Nach der Segnung der Brezen zum Abschluss der Gedenkfeier in der Kirche zogen die Gebirgsschützen zu den Klängen der Willinger Musi zur nahegelegenen Kapelle, die die Kompanie einst errichtet hatte.
Hauptmann-Stellvertreter Uwe Hecht erinnerte in seiner Ansprache auch an die Opfer der sogenannten Sendlinger Mordweihnacht, bei der in der Nacht zum 25. Dezember 1705 bei einer Schlacht vor den Toren Münchens über 1100 überwiegend aus dem Oberland stammende Aufständische getötet wurden, die für die Freiheit der Bürger kämpften und sich der Besatzungsmacht entgegenstellten. Die Freiheitskämpfer wurden von den Truppen der Reichsarmee vernichtend geschlagen.

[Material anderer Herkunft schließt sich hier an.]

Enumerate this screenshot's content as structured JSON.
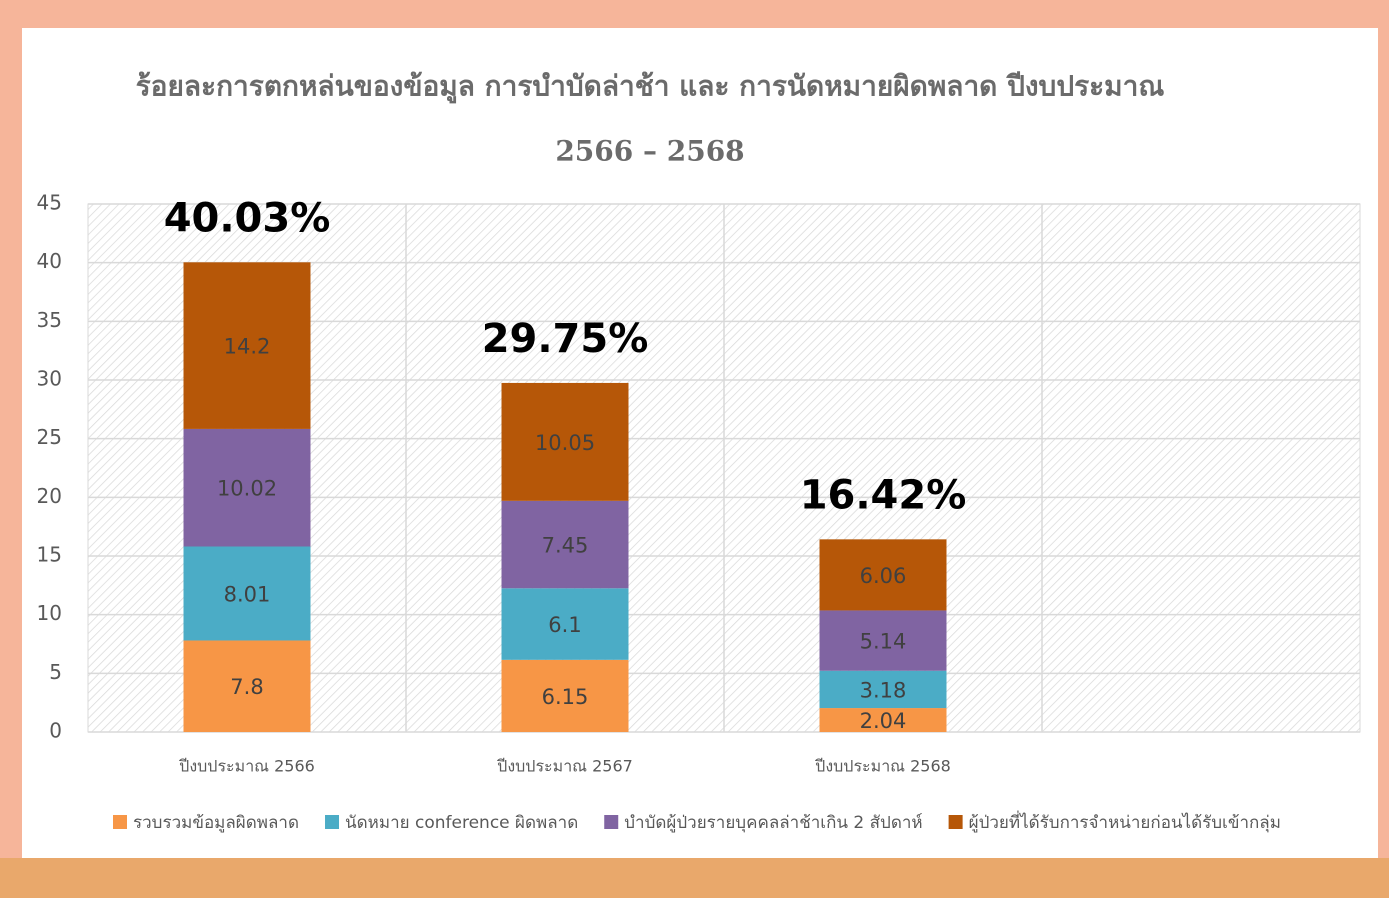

Auf die Predigt des Pfarrers eingehend, versicherte Hecht, die Gebirgsschützen träten seit jeher unerschrocken für die Bewahrung des Glaubens, den Erhalt christlicher Werte, die Pflege des Brauchtums und die Freiheit der Menschen ein. Mit einem dreifachen Ehrensalut und einer Kranzniederlegung, zu der die Willinger Musi im Beisein der beiden Altbürgermeister Dr. Werner Keitz und Felix Schwaller – Bürgermeister Stephan Schlier war wegen einer Wahlveranstaltung entschuldigt – das Lied „Vom guten Kameraden“ spielte, endete der Gedenkakt. Zur Abrundung sangen die Anwesenden die Bayernhymne.
Pfarrer Philipp Kielbassa erhielt noch in der Kirche als eine besondere Geste der Wertschätzung die erste aus dem Korb der Sebastiani-Brezen, die er zuvor gesegnet hatte. Auch Ehrenmitglied Konrad Gartmeier, Diakon Klaus Schießl und der Landtagsabgeordnete Andreas Winhart durften sich unter anderem über solch ein Brezengeschenk freuen.
Für den Pfarrer hatte die Kompanie noch ein weiteres Geschenk mitgebracht. Uwe Hecht überreichte ihm eine Spende in Höhe von 250 Euro, die die Gebirgsschützen beim Adventssingen in der Sebastianikirche gesammelt hatten.